Worse, in the company’s over-anxious haste to reduce the liability it forgot that if it limited or capped the element of free life cover then it potentially stopped insuring and the security no longer could be called a policy of life insurance. The company was no longer in the business of life insurance but rather was taking in funds from the public under a false misrepresentation that it was a life policy. The investors thought they were entitled to tax paid benefits when they were not.
The original investment contract stated: “The maximum amount payable under this Special Death Benefit will be the value of your Investment Account plus $50,000.”
The altered investment contract stated: “The Special Death Benefit payable under this policy shall not exceed $50,000 inclusive of any similar benefits on other policies on the life of the Life Insured with (our company)…”
In this one example (thanks to public response I have many more documented) it is estimated the company gained an advantage of $50 million from its customers.
Contrary to the life company’s marketing message, the add-on life cover is not a benefit for the consumer but rather a device to enable the company to take funds in and apply discretions to them that escape scrutiny. The lack of transparency is so serious it can do things such as unilaterally backdate wording changes to savings and insurance securities without disclosure or consent.
What’s next: How life insurance companies create reserves with your savings and then methodically and deliberately free those reserves over time so they become their property rather than yours.
Smart ways to outwit the saver
- Bundling long term savings (superannuation or pooled investment) products together with a life insurance component purely to ensure the undisclosed discretions of the life insurance industry can be applied to the savers' pooled money.

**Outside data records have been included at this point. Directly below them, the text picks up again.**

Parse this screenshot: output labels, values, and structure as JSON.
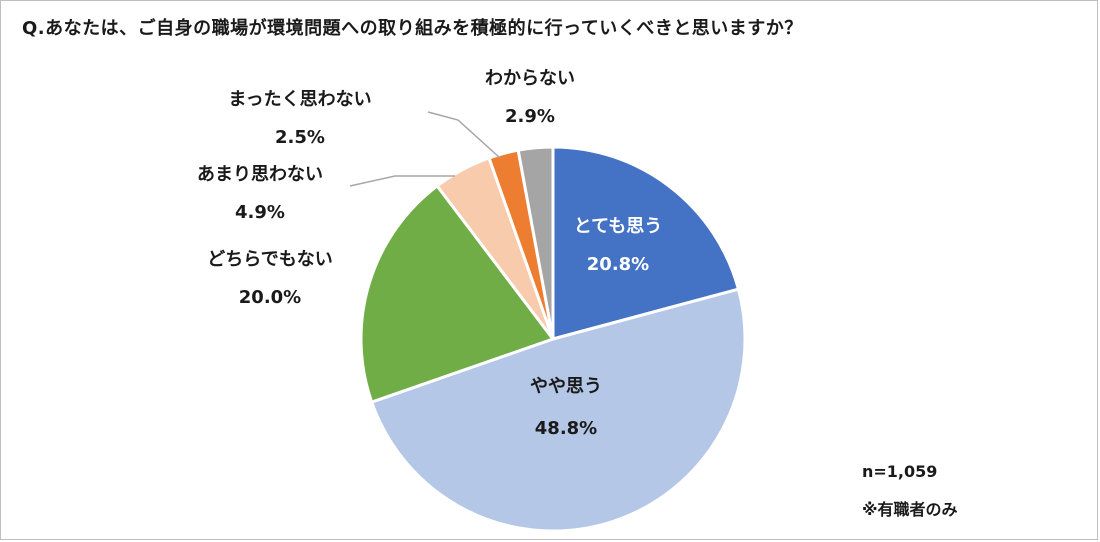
{
  "title": "Q.あなたは、ご自身の職場が環境問題への取り組みを積極的に行っていくべきと思いますか？",
  "notes": {
    "sample": "n=1,059",
    "scope": "※有職者のみ"
  },
  "chart_data": {
    "type": "pie",
    "start": "12 o'clock, clockwise",
    "slices": [
      {
        "label": "とても思う",
        "value": 20.8,
        "value_label": "20.8%",
        "color": "#4472c4",
        "text": "light"
      },
      {
        "label": "やや思う",
        "value": 48.8,
        "value_label": "48.8%",
        "color": "#b4c7e7",
        "text": "dark"
      },
      {
        "label": "どちらでもない",
        "value": 20.0,
        "value_label": "20.0%",
        "color": "#70ad47",
        "text": "dark"
      },
      {
        "label": "あまり思わない",
        "value": 4.9,
        "value_label": "4.9%",
        "color": "#f8cbad",
        "text": "dark"
      },
      {
        "label": "まったく思わない",
        "value": 2.5,
        "value_label": "2.5%",
        "color": "#ed7d31",
        "text": "dark"
      },
      {
        "label": "わからない",
        "value": 2.9,
        "value_label": "2.9%",
        "color": "#a5a5a5",
        "text": "dark"
      }
    ]
  }
}
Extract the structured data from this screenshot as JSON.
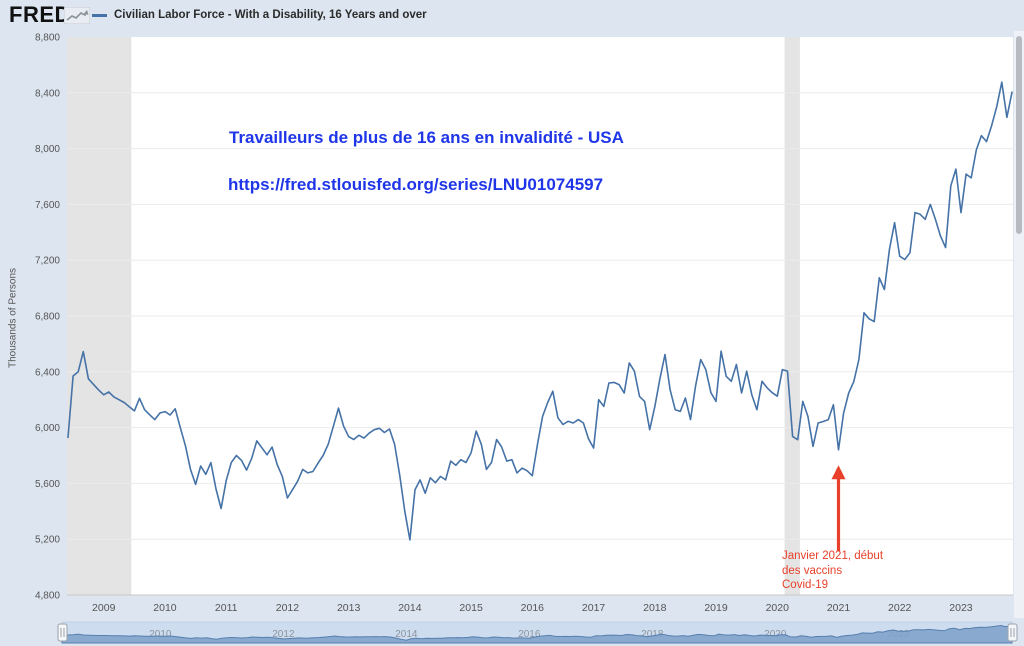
{
  "header": {
    "logo": "FRED",
    "series_legend": "Civilian Labor Force - With a Disability, 16 Years and over"
  },
  "y_axis_title": "Thousands of Persons",
  "annotations": {
    "title": "Travailleurs de plus de 16 ans en invalidité - USA",
    "url": "https://fred.stlouisfed.org/series/LNU01074597",
    "title_color": "#1f35e8",
    "vaccine_note": [
      "Janvier 2021, début",
      "des vaccins",
      "Covid-19"
    ],
    "note_color": "#e8402a",
    "arrow": {
      "x_year": 2021.0,
      "tip_value": 5730,
      "tail_value": 5115
    }
  },
  "chart_data": {
    "type": "line",
    "title": "Civilian Labor Force - With a Disability, 16 Years and over",
    "ylabel": "Thousands of Persons",
    "unit": "Thousands of Persons",
    "frequency": "monthly",
    "start_month": "2008-06",
    "end_month": "2023-11",
    "points_start_decimal_year": 2008.4167,
    "x_range": [
      2008.4,
      2023.85
    ],
    "y_range": [
      4800,
      8800
    ],
    "y_ticks": [
      4800,
      5200,
      5600,
      6000,
      6400,
      6800,
      7200,
      7600,
      8000,
      8400,
      8800
    ],
    "x_ticks": [
      2009,
      2010,
      2011,
      2012,
      2013,
      2014,
      2015,
      2016,
      2017,
      2018,
      2019,
      2020,
      2021,
      2022,
      2023
    ],
    "nav_ticks": [
      2010,
      2012,
      2014,
      2016,
      2018,
      2020,
      2022
    ],
    "recession_bands": [
      [
        2008.4,
        2009.45
      ],
      [
        2020.12,
        2020.37
      ]
    ],
    "grid": true,
    "legend_position": "top",
    "line_color": "#4572a7",
    "band_color": "#e4e4e4",
    "nav_fill_color": "#7fa2cb",
    "nav_line_color": "#567fae",
    "nav_track_color": "#cdddef",
    "values": [
      5930,
      6370,
      6400,
      6545,
      6350,
      6310,
      6270,
      6235,
      6255,
      6220,
      6200,
      6180,
      6150,
      6120,
      6210,
      6128,
      6092,
      6057,
      6105,
      6115,
      6090,
      6135,
      6000,
      5870,
      5700,
      5593,
      5725,
      5665,
      5749,
      5560,
      5420,
      5620,
      5750,
      5800,
      5765,
      5695,
      5780,
      5905,
      5855,
      5805,
      5860,
      5735,
      5650,
      5495,
      5555,
      5615,
      5700,
      5675,
      5685,
      5745,
      5800,
      5880,
      6010,
      6140,
      6010,
      5935,
      5915,
      5945,
      5925,
      5960,
      5985,
      5995,
      5965,
      5990,
      5880,
      5660,
      5400,
      5195,
      5555,
      5625,
      5530,
      5640,
      5605,
      5650,
      5625,
      5760,
      5730,
      5770,
      5750,
      5820,
      5975,
      5880,
      5700,
      5750,
      5915,
      5860,
      5760,
      5770,
      5675,
      5710,
      5690,
      5655,
      5880,
      6081,
      6180,
      6261,
      6070,
      6022,
      6045,
      6033,
      6057,
      6033,
      5920,
      5854,
      6200,
      6152,
      6320,
      6324,
      6308,
      6248,
      6464,
      6404,
      6224,
      6188,
      5985,
      6150,
      6350,
      6524,
      6272,
      6128,
      6116,
      6212,
      6057,
      6300,
      6488,
      6416,
      6250,
      6188,
      6548,
      6368,
      6332,
      6452,
      6248,
      6404,
      6236,
      6128,
      6332,
      6285,
      6250,
      6225,
      6416,
      6404,
      5937,
      5913,
      6188,
      6080,
      5865,
      6033,
      6044,
      6057,
      6164,
      5841,
      6104,
      6248,
      6330,
      6488,
      6823,
      6780,
      6760,
      7074,
      6990,
      7280,
      7469,
      7229,
      7205,
      7253,
      7541,
      7529,
      7493,
      7600,
      7493,
      7373,
      7290,
      7733,
      7853,
      7541,
      7817,
      7790,
      7990,
      8093,
      8050,
      8164,
      8300,
      8476,
      8224,
      8404
    ]
  }
}
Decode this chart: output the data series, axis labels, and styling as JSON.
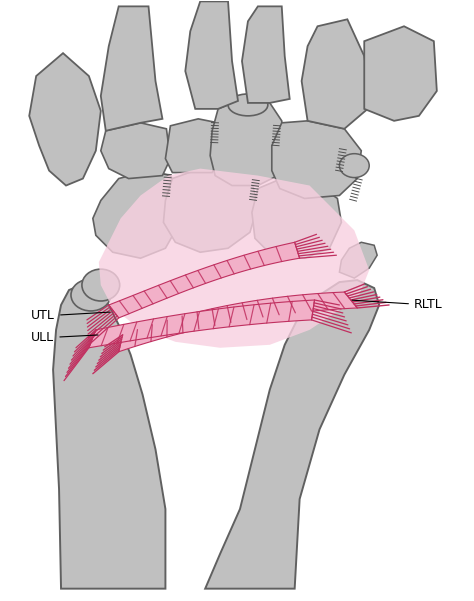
{
  "bg_color": "#ffffff",
  "bone_fill": "#c0c0c0",
  "bone_fill2": "#b8b8b8",
  "bone_edge": "#606060",
  "ligament_fill": "#f2b0c8",
  "ligament_fill2": "#f8d0e0",
  "ligament_edge": "#d04080",
  "ligament_line": "#c03060",
  "label_utl": "UTL",
  "label_ull": "ULL",
  "label_rltl": "RLTL",
  "label_fontsize": 9,
  "fig_width": 4.74,
  "fig_height": 6.01,
  "dpi": 100
}
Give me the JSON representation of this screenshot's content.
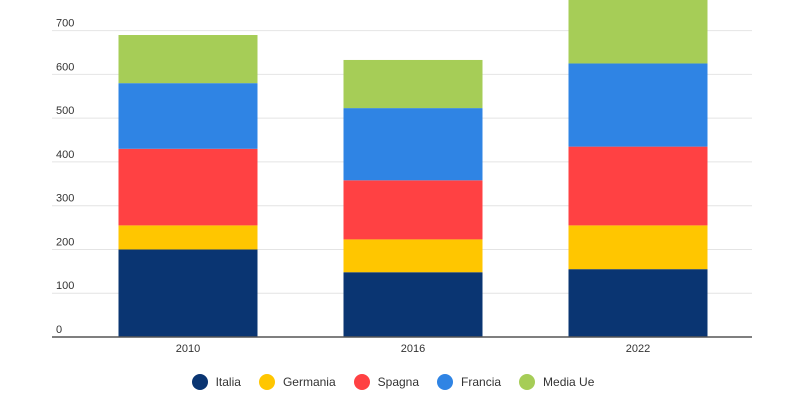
{
  "chart_data": {
    "type": "bar",
    "stacked": true,
    "categories": [
      "2010",
      "2016",
      "2022"
    ],
    "series": [
      {
        "name": "Italia",
        "color": "#0A3572",
        "values": [
          200,
          148,
          155
        ]
      },
      {
        "name": "Germania",
        "color": "#FFC600",
        "values": [
          55,
          75,
          100
        ]
      },
      {
        "name": "Spagna",
        "color": "#FF4143",
        "values": [
          175,
          135,
          180
        ]
      },
      {
        "name": "Francia",
        "color": "#2F84E4",
        "values": [
          150,
          165,
          190
        ]
      },
      {
        "name": "Media Ue",
        "color": "#A6CD57",
        "values": [
          110,
          110,
          145
        ]
      }
    ],
    "ylim": [
      0,
      770
    ],
    "yticks": [
      0,
      100,
      200,
      300,
      400,
      500,
      600,
      700
    ],
    "grid": true,
    "legend_position": "bottom"
  }
}
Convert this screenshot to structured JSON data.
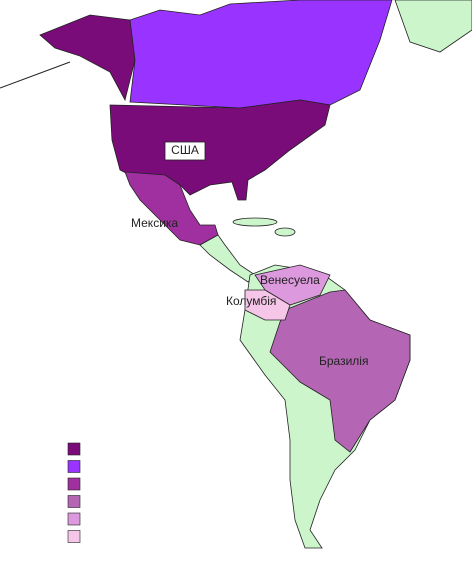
{
  "map": {
    "labels": [
      {
        "text": "США"
      },
      {
        "text": "Мексика"
      },
      {
        "text": "Венесуела"
      },
      {
        "text": "Колумбія"
      },
      {
        "text": "Бразилія"
      }
    ],
    "legend": {
      "colors": [
        "#7a0c7a",
        "#9933ff",
        "#a0309f",
        "#b466b4",
        "#dd99dd",
        "#f5c6e8"
      ]
    }
  }
}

- Arguing that savers in such products are "unsecured creditors" rather than investors. Rather than treat customers' savings as purely the property of the client, they are treated as the property of the company enabling use of wide discretions and actuarial techniques to create "reserves".
- Using in-house undisclosed actuarial techniques to periodically declare arbitrary portions of such reserves as coming "free," enabling those reserves to be deemed the property of the insurance company rather than that of the policyholder/investor.
- Purposely designing product obsolescence so that investors surrender products or transfer out of funds early before maturity, at a large discount to ultimate surrender value. The difference becomes the property of the company.
- Deliberate mis-pricing or misrepresenting values of units in unit trusts, or altering buy/sell margins, all again to the benefit of the company and the disadvantage of the investor.
- Containing complaints and burning off disaffected customers.
- Inserting discretions to permit fees and charges to be increased in the future on an unlimited basis without notice, while offering at the time of sale attractive returns and apparent low charges to entice investors to invest into the scheme.
- Altering the terms and conditions of savings and superannuation scheme products and trust deeds a few years after the market has been captured with attractive "display shop front" terms and conditions.